The good news, however, is that Digigram has just announced two new VXpocket models, of which one, the VXpocket 440, is the first PC Card to support four input channels at once. The 440 brings multichannel audio to notebook recording, offering four balanced inputs and four balanced outputs on XLR connectors. It features the same 24-bit converters as its stereo sibling, as well as S/PDIF digital I/O. In another first for laptops, Digigram has added SMPTE (LTC) time-code input, a move that will certainly be welcomed by anyone doing video work in the field. The 440 should be available in July for $1,069.
Due to the bandwidth limitations inherent in PC Cards, the 440 doesn't offer full-duplex recording on four inputs and four outputs. When it's operating in Full-Duplex mode, you get only one stereo input and one stereo output, as with the original VXpocket. To get four simultaneous inputs or two simultaneous stereo inputs, you need to shut down the outputs completely. You won't be able to monitor previously recorded tracks, but you can monitor all four inputs in real time just as you can with the VXpocket.
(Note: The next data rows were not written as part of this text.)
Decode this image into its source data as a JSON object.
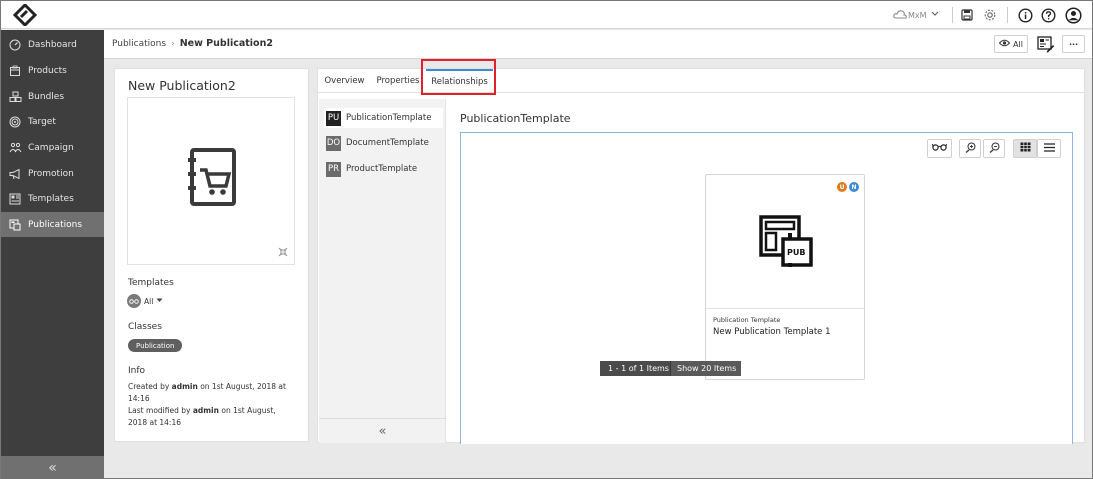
{
  "topbar": {
    "account_label": "MxM",
    "icons": [
      "cloud-icon",
      "save-icon",
      "gear-icon",
      "info-icon",
      "help-icon",
      "user-icon"
    ]
  },
  "sidebar": {
    "items": [
      {
        "label": "Dashboard",
        "icon": "dashboard-icon",
        "active": false
      },
      {
        "label": "Products",
        "icon": "products-icon",
        "active": false
      },
      {
        "label": "Bundles",
        "icon": "bundles-icon",
        "active": false
      },
      {
        "label": "Target",
        "icon": "target-icon",
        "active": false
      },
      {
        "label": "Campaign",
        "icon": "campaign-icon",
        "active": false
      },
      {
        "label": "Promotion",
        "icon": "promotion-icon",
        "active": false
      },
      {
        "label": "Templates",
        "icon": "templates-icon",
        "active": false
      },
      {
        "label": "Publications",
        "icon": "publications-icon",
        "active": true
      }
    ],
    "collapse_glyph": "«"
  },
  "breadcrumb": {
    "parent": "Publications",
    "separator": "›",
    "current": "New Publication2"
  },
  "header_actions": {
    "view_all_label": "All",
    "more_glyph": "···"
  },
  "detail": {
    "title": "New Publication2",
    "templates_label": "Templates",
    "templates_filter": "All",
    "classes_label": "Classes",
    "class_tag": "Publication",
    "info_label": "Info",
    "created_prefix": "Created by ",
    "created_user": "admin",
    "created_suffix": " on 1st August, 2018 at 14:16",
    "modified_prefix": "Last modified by ",
    "modified_user": "admin",
    "modified_suffix": " on 1st August,",
    "modified_line2": "2018 at 14:16"
  },
  "tabs": [
    {
      "label": "Overview",
      "active": false
    },
    {
      "label": "Properties",
      "active": false
    },
    {
      "label": "Relationships",
      "active": true
    }
  ],
  "relationships": [
    {
      "code": "PU",
      "label": "PublicationTemplate",
      "active": true,
      "color": "#222222"
    },
    {
      "code": "DO",
      "label": "DocumentTemplate",
      "active": false,
      "color": "#6b6b6b"
    },
    {
      "code": "PR",
      "label": "ProductTemplate",
      "active": false,
      "color": "#6b6b6b"
    }
  ],
  "rel_collapse_glyph": "«",
  "section_title": "PublicationTemplate",
  "card": {
    "badge_u": "U",
    "badge_n": "N",
    "badge_u_color": "#e07b1a",
    "badge_n_color": "#3f8bd6",
    "image_label": "PUB",
    "type": "Publication Template",
    "name": "New Publication Template 1"
  },
  "pager": {
    "range": "1 - 1 of 1 Items",
    "show": "Show 20 Items"
  },
  "colors": {
    "accent": "#3f8bd6",
    "highlight": "#e0212a",
    "sidebar_bg": "#3e3e3e",
    "sidebar_active": "#707070"
  }
}
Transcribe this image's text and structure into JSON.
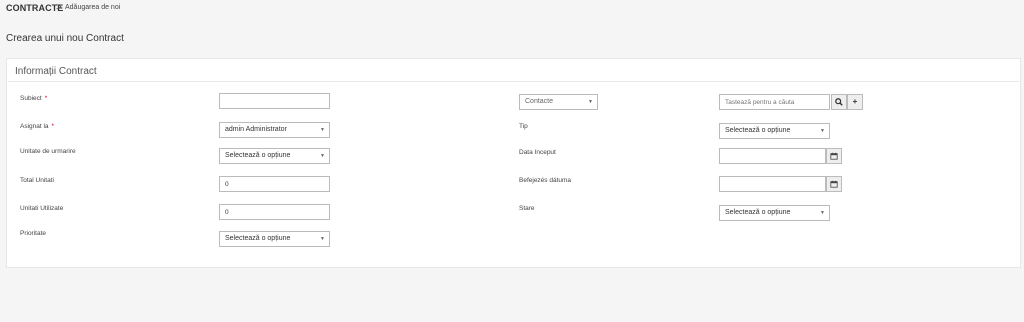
{
  "breadcrumb": {
    "module": "CONTRACTE",
    "separator": ">",
    "page": "Adăugarea de noi"
  },
  "page_title": "Crearea unui nou Contract",
  "panel_title": "Informații Contract",
  "required_mark": "*",
  "left_fields": {
    "subiect": {
      "label": "Subiect",
      "value": ""
    },
    "asignat": {
      "label": "Asignat la",
      "value": "admin Administrator"
    },
    "unitate": {
      "label": "Unitate de urmarire",
      "value": "Selectează o opțiune"
    },
    "total": {
      "label": "Total Unitati",
      "value": "0"
    },
    "utilizate": {
      "label": "Unitati Utilizate",
      "value": "0"
    },
    "prioritate": {
      "label": "Prioritate",
      "value": "Selectează o opțiune"
    }
  },
  "right_fields": {
    "relate_module": "Contacte",
    "relate_placeholder": "Tastează pentru a căuta",
    "tip": {
      "label": "Tip",
      "value": "Selectează o opțiune"
    },
    "data_inceput": {
      "label": "Data Inceput",
      "value": ""
    },
    "befejezes": {
      "label": "Befejezés dátuma",
      "value": ""
    },
    "stare": {
      "label": "Stare",
      "value": "Selectează o opțiune"
    }
  },
  "icons": {
    "search": "search-icon",
    "plus": "plus-icon",
    "calendar": "calendar-icon",
    "caret": "caret-down-icon"
  }
}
Similarly, to access all four outputs at once you must give up on the idea of recording at the same time.
At the time of this writing, Digigram was planning the VXpocket v2 upgrade, which adds SMPTE (LTC) time-code input to the original complement of stereo analog and digital I/O. Digigram built time code into the card's original design, so owners need only purchase a new cable for $75 to employ the upgrade feature. Version 2 will sell for the same price as the VXpocket ($729).
It's important to note that applications requiring Sound Manager or the Microsoft Wave protocol can't use the LTC input because those two standards don't support time code. To take advantage of the new VXpockets' synchronization capabilities, you must use either an ASIO-compatible application on the Mac or PC or a DirectSound-compatible application on the PC.
Having seen so many PC Cards abandoned or discontinued, I'm impressed by Digigram's accomplishments in the VXpocket series. Not only has the company succeeded where others have failed, it has done so with attention to detail and an ear for high-quality audio.